Tal es el subidón de adrenalina que repentinamente me revive, que intento ponerme de pie de un brinco para salir corriendo, pero la realidad me detiene. Es solo en ese momento que reparo que estoy esposada a una silla de metal y que tengo los pies amarrados con una cadena. También me doy cuenta de que he sido afortunada, ya que la fuerza que imprimí al levantarme no fue suficiente para impulsar mi cuerpo hacia delante y caer de bruces (cosa que habría sido fatal para mí).

—¿Quién no esta haciendo esto? ¿Acaso es una broma de mal gusto? —pregunta Samantha con la voz quebrada, sollozando todavía—.

Quisiera tener una respuesta mínimamente lógica o racional que ofrecerle para tranquilizarla, pero la verdad es que sigo tan confundida y desubicada como ella. De paso me niego a creer que se trate de un malentendido o algún jueguito estúpido de Leonardo, pues todo parece planificado meticulosamente. Además, estoy convencida de que Génesis y Leonardo abandonaron la cabaña en el auto de este último apenas terminaron su fogosa sesión pasional, así que no tiene sentido que ambos sean cómplices de un delito tan ridículo y peligroso como este. De hecho, ¿por qué querrían deshacerse de nosotras si ni siquiera estaban al tanto de que los espiábamos?

—Dios Esther, estoy asustada. Ya quiero irme de aquí.

Ignoro a mi prima por un instante, pues estoy concentrada observando cada detalle de la habitación donde nos tienen encerradas. Se trata de un pequeño espacio oscuro y vacío que apenas está adornado con unos muebles desgastados y roídos, unos cuantos cuadros con imágenes de cazadores y granjeros colgados en las paredes y la ventana principal que deja ver la majestuosidad de sol en todo su esplendor. En este sentido Samantha tiene razón: es muy temprano todavía. El reloj no debe marcar más allá de las siete de la mañana y hace un frío tremendo. No tengo que ser adivina para comprender que hemos pasado la noche aquí, encerradas y bajo la custodia de algún degenerado.
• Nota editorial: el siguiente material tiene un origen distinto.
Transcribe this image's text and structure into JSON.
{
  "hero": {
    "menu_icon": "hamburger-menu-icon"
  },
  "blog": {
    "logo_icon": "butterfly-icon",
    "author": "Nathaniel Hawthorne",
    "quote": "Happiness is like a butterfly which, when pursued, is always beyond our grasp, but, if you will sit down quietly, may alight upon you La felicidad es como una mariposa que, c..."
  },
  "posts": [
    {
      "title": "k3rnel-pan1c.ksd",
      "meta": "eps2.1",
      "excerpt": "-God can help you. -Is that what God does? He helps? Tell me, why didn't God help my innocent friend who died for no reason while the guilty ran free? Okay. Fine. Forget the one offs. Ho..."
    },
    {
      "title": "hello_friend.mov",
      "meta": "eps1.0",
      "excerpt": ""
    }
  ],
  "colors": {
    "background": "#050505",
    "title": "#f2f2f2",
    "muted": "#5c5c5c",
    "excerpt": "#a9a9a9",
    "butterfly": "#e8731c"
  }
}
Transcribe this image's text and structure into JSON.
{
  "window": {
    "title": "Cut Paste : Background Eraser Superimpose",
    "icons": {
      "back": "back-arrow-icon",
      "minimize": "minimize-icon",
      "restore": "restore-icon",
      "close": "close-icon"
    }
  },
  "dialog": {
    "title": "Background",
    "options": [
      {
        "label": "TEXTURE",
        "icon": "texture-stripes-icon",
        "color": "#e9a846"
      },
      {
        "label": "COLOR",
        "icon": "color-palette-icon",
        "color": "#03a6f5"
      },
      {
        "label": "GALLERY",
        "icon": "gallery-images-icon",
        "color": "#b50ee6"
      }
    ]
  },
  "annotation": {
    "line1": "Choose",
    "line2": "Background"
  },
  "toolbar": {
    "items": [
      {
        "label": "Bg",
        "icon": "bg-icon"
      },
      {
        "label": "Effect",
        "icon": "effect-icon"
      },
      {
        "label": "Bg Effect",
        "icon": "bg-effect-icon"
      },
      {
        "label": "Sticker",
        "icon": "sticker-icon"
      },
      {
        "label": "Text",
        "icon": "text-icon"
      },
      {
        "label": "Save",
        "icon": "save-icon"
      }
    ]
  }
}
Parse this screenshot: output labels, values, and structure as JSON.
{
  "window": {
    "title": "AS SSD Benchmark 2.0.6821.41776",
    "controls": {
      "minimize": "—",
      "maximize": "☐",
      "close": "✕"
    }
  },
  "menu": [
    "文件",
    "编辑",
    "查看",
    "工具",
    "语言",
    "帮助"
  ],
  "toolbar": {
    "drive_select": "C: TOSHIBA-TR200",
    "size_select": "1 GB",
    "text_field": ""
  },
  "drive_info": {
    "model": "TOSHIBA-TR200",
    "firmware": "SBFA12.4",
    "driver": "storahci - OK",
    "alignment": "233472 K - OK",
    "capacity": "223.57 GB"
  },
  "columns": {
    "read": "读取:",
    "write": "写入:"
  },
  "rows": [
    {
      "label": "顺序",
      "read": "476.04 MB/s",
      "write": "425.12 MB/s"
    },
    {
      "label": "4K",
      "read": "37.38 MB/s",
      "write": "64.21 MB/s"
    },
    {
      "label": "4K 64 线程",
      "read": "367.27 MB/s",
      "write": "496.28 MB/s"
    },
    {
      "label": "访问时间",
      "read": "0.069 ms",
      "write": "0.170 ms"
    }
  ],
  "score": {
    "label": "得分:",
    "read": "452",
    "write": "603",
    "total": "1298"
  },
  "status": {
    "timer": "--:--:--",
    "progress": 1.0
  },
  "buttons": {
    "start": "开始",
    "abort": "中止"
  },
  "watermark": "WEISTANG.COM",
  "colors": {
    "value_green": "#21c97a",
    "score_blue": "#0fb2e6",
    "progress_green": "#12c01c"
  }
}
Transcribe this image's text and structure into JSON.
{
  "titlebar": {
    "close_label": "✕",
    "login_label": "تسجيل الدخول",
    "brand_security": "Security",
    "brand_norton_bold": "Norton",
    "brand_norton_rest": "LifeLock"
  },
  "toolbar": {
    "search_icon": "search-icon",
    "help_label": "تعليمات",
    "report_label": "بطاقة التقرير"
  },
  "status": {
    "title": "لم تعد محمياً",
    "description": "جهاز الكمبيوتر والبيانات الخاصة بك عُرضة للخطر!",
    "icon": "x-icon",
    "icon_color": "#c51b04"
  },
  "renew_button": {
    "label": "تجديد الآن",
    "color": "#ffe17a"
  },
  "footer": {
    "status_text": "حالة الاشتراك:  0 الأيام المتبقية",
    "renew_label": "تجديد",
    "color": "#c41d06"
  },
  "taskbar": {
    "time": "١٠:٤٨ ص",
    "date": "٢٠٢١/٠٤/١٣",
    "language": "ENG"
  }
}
—Yo también tengo mucho miedo Sam —confieso un tanto temblorosa—, pero debemos ser valientes…

—Yo nunca he sido valiente Esther, tú lo sabes. Siempre he ido por la vida fingiendo ser alguien que no soy…

—Dios Sam, no digas eso. Tú eres una mujer…

—No es la primera vez que atrapo a Génesis siéndole infiel a mi padre, sabes…

Aquella confesión me deja sin aliento. Sobre todo, porque ambas parecían tener una relación sólida. Muchos les decían que más que madre e hija parecían amigas íntimas. Pero escucharla ahora, con la mirada perdida, asegurando que su madre no era precisamente la persona más íntegra, decente y leal del mundo, me destroza. Era una noticia de esas que te hacen replantearte lo superficial de las cosas.

—Lo siento —es lo único que se me ocurre decir, pues no quiero complicarlo más con mis comentarios—.